Der Welternährungstag am 16. Oktober kann auch in Österreichs Küchen zum Anlass genommen werden, auf Nachhaltigkeit zu setzen.
Der SONNTAG sprach mit Helene Brandstätter, Autorin des Buches „Kochen mit Brotresten“ über einen nachhaltigen Umgang mit Lebensmitteln. „Ich möchte anregen, gezielt einzukaufen, gut zu planen und nichts wegzuwerfen“, sagt die Autorin.

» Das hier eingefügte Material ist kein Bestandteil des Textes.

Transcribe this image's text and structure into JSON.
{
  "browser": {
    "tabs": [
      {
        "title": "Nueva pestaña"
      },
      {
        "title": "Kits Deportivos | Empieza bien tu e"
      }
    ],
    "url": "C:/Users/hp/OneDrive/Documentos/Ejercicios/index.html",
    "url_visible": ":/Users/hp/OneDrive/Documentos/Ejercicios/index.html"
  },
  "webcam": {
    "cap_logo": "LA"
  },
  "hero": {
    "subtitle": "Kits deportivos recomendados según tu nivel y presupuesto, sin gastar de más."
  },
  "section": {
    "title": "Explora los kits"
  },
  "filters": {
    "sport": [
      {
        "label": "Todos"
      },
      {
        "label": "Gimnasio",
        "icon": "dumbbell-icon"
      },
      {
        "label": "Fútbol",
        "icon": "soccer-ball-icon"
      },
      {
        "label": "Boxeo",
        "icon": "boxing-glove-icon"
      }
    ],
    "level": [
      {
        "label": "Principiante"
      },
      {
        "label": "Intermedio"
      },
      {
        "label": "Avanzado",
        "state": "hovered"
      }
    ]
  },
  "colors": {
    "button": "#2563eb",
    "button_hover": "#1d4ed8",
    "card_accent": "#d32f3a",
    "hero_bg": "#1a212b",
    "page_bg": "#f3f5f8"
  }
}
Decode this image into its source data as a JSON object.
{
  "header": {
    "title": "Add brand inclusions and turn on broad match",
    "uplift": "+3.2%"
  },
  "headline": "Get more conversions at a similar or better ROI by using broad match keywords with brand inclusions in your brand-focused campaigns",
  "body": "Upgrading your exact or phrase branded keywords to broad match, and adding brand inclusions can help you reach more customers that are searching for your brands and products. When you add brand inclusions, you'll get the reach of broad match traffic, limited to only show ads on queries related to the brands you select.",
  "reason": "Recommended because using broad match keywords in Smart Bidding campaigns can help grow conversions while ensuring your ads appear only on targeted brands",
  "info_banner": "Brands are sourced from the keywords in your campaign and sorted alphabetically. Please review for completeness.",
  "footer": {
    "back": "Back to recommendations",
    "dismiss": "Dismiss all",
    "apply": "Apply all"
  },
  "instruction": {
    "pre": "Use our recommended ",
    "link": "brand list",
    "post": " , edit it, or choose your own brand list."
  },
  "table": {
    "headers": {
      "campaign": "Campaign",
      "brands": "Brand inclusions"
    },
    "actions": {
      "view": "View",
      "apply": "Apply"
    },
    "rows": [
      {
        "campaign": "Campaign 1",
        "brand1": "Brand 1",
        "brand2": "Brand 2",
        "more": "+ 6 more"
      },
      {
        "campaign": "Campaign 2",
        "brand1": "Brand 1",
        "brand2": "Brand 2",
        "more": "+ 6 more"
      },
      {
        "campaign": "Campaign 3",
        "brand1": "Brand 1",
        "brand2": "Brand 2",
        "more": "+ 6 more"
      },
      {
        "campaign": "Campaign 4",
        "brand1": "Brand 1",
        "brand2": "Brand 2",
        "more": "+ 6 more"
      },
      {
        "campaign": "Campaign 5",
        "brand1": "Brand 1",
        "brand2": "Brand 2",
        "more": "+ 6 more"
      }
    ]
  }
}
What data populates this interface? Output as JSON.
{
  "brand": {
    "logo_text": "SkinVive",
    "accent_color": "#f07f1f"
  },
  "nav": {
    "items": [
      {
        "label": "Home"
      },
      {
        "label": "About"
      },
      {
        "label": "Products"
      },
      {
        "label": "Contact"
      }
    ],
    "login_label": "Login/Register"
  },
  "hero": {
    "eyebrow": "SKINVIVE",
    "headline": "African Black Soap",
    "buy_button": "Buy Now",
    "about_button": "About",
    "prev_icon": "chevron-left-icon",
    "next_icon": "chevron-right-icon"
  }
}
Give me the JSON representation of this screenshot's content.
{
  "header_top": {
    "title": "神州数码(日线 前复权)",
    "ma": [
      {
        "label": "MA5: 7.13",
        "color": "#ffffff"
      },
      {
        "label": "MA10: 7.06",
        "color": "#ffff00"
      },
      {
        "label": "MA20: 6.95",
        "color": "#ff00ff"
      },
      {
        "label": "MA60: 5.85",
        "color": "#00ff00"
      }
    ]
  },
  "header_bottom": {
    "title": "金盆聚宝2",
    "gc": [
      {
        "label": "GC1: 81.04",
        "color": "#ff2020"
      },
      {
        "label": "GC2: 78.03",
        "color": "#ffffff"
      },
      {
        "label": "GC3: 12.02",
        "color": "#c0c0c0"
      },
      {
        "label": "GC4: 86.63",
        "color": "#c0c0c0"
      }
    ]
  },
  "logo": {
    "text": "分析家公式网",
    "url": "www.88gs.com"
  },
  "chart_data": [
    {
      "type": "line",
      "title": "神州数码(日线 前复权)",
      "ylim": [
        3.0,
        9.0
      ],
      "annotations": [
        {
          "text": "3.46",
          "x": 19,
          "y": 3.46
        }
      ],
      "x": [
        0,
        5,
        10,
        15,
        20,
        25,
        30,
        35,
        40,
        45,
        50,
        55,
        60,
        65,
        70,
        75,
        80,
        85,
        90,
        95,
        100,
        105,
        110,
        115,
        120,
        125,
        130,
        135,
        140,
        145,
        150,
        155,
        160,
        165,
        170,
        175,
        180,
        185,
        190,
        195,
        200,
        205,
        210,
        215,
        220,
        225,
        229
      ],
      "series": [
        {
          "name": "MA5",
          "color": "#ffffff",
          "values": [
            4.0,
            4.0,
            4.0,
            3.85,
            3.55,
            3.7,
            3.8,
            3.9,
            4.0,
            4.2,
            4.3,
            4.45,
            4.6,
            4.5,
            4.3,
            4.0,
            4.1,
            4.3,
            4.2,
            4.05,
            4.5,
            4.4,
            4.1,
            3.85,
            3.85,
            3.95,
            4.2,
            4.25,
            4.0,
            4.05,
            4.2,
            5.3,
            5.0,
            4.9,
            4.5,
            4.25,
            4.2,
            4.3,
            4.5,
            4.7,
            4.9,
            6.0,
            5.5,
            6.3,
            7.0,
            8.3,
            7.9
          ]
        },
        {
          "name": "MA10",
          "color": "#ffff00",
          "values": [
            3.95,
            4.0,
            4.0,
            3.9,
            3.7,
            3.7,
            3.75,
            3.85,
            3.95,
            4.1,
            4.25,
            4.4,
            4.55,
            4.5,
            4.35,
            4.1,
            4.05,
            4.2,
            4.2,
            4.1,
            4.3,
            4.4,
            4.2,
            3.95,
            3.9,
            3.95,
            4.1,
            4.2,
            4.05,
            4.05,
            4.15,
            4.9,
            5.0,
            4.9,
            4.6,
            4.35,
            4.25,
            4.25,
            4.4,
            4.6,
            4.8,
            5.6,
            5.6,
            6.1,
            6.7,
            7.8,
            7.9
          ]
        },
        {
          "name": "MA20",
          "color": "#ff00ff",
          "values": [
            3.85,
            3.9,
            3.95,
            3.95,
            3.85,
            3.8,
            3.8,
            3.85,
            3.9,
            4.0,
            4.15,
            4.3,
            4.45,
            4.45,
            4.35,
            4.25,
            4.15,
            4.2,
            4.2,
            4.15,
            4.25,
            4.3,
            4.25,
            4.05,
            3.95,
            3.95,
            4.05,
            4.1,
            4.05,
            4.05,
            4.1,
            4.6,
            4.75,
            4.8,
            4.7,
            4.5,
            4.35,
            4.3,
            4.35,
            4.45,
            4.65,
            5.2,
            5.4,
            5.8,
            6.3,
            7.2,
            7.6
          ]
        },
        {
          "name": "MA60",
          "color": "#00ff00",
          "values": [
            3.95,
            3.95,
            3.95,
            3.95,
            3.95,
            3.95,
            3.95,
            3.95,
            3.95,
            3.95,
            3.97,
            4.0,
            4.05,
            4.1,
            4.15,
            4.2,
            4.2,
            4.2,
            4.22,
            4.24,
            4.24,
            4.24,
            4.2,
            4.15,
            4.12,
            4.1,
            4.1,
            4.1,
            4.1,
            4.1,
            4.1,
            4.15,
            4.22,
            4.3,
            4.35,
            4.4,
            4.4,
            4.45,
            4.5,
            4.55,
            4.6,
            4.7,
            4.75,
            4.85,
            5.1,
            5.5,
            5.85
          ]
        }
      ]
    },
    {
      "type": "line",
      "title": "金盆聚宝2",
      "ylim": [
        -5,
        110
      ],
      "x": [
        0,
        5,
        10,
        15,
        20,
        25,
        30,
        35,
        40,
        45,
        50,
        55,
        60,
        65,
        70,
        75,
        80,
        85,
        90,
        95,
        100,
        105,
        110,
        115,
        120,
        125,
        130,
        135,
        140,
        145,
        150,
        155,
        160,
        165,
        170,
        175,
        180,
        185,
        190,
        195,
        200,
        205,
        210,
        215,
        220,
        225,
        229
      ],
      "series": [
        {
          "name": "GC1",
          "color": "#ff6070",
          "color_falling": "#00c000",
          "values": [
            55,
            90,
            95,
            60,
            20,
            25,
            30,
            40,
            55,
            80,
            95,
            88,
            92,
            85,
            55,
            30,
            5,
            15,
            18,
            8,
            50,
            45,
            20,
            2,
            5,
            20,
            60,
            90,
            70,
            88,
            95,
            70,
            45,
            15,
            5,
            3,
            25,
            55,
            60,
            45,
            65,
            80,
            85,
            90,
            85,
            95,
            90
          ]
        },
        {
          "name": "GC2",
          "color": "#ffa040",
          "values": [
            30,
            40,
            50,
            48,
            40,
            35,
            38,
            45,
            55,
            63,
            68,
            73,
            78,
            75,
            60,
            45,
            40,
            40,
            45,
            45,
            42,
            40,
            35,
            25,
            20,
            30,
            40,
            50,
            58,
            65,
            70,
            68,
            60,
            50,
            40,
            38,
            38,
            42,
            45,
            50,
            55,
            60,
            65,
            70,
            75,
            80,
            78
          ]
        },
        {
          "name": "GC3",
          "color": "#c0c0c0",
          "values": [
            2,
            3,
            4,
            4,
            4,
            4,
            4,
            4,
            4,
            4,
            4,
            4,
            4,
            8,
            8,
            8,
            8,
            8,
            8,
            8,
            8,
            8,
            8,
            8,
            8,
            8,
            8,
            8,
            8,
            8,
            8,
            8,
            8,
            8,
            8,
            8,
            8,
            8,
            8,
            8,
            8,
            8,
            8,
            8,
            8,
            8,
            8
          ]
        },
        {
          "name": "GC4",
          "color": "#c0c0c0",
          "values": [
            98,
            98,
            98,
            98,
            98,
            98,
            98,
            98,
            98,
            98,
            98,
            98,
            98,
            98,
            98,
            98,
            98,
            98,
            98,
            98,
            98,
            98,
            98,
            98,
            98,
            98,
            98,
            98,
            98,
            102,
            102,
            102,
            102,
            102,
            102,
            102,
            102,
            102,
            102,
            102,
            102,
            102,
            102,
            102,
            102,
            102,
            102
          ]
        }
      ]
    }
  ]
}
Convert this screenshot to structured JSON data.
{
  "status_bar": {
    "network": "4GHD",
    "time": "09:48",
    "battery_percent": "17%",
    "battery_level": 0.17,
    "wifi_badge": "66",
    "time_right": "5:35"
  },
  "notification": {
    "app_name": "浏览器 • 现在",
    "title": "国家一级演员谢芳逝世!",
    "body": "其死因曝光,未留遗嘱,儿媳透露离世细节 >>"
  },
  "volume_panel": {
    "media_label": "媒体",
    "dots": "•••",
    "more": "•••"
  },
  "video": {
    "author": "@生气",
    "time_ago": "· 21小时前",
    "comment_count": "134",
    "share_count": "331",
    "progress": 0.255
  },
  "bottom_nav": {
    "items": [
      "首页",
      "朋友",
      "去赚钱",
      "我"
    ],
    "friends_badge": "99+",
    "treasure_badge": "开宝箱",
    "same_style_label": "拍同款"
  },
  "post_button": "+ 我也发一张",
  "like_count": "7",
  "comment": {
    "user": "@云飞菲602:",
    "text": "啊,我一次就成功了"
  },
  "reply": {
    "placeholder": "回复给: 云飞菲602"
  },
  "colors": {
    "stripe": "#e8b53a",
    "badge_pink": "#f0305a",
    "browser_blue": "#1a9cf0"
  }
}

Helene Brandstätter und ihr Mann führten viele Jahrzehnte gemeinsam eine Bäckerei in Tragwein im Mühlviertel. „Das war Beruf und Berufung“, erinnert sich die Oberösterreicherin. Das Bäckereiwesen habe sich inzwischen stark verändert. „1970 gab es z. B. fünf Arten von Salzbrotgebäck (Flesserl, Salzstangerl...), heute gibt es unzählige“. Doch die augenscheinliche Vielfalt hat ihre Nachteile. „Das Meiste wird aus Fertigteigmischungen gemacht, und die sind überall dieselben. Früher haben wir alle Teige selbst gemischt.“
Helene Brandstätter bemerkt derzeit ein Umdenken: „Immer mehr Leute wollen wieder ein gutes Brot“. Der Tod ihres Mannes stürzte Helene Brandstätter in ein tiefes Loch. Ihre Tochter fand eine Beschäftigung für sie und bat sie, Rezepte für Gerichte mit Brotresten zu suchen. „Sie ist beruflich viel in Betrieben unterwegs und hat wahrgenommen, wie viel Brot übrig bleibt.“
Helene Brandstätter fand so viele Rezepte, dass daraus ein Buch entstand. Das Buch „Kochen mit Brotresten (Leopold Stocker Verlag) enthält über 130 Rezepte und wurde mit dem Viktualia Award des Lebensmittelministeriums ausgezeichnet.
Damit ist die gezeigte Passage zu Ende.